Testing Basics
Tests are code that we write, which we can run on our application code to make sure it’s behaving as we are expecting, and that any changes we’ve made don’t have unintended consequences. The goal of tests is to catch bugs before they get to the production site and break things.
As the scale of our application grows, it becomes more and more time-consuming and unwieldy to try to test every aspect of the site manually every time we make changes. Tests let us think through what we need to check to make sure a specific aspect or part of the site is working correctly, just the once while we are writing the test. From then on, the tests can be run routinely and we only have to think about it if one of them fails, telling us there’s a problem in a particular place.
If you are working on changes, or a new feature, please add appropriate tests and run the existing tests on your changes.
We use a number of techniques and tools for testing different parts of the codebase.

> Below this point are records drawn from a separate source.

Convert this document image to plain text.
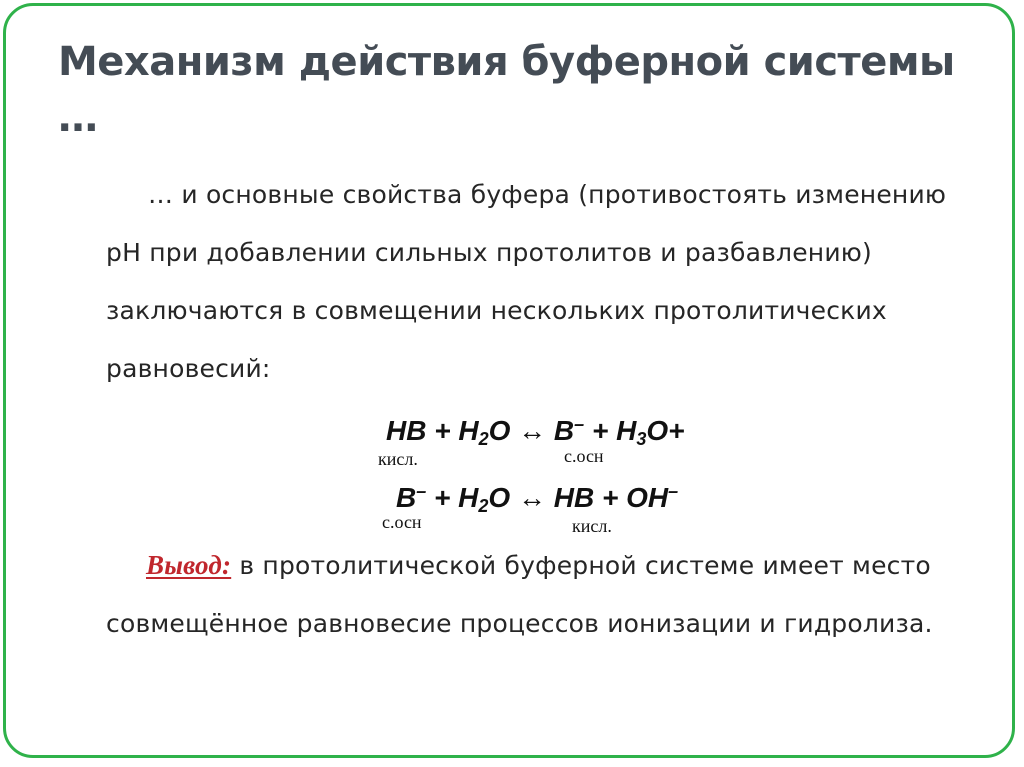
Механизм действия буферной системы …
… и основные свойства буфера (противостоять изменению pH при добавлении сильных протолитов и разбавлению) заключаются в совмещении нескольких протолитических равновесий:
HB + $H_2O$ ↔ $B^- + H_3O+$
кисл.	с.осн
$B^- + H_2O$ ↔ HB + OH–
с.осн	кисл.
Вывод: в протолитической буферной системе имеет место совмещённое равновесие процессов ионизации и гидролиза.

The following pages will outline how to write different kinds of tests, but many tests center around making an assertion that an outcome matches our expected outcome. A good example of this are Jest tests, whose assertions use the basic format:
expect(value).toBe(expectedValue);We explicitly set the expectedValue to the outcome we want, and the value
may be a value that was returned from a function we are testing, as in
the basic example the Jest docs provide here,
or a more complicated stand-in for the workings of our application, like an HTML
element in the case of UI tests - which will be covered in detail on the next
page, UI Tests with Jest and Storybook.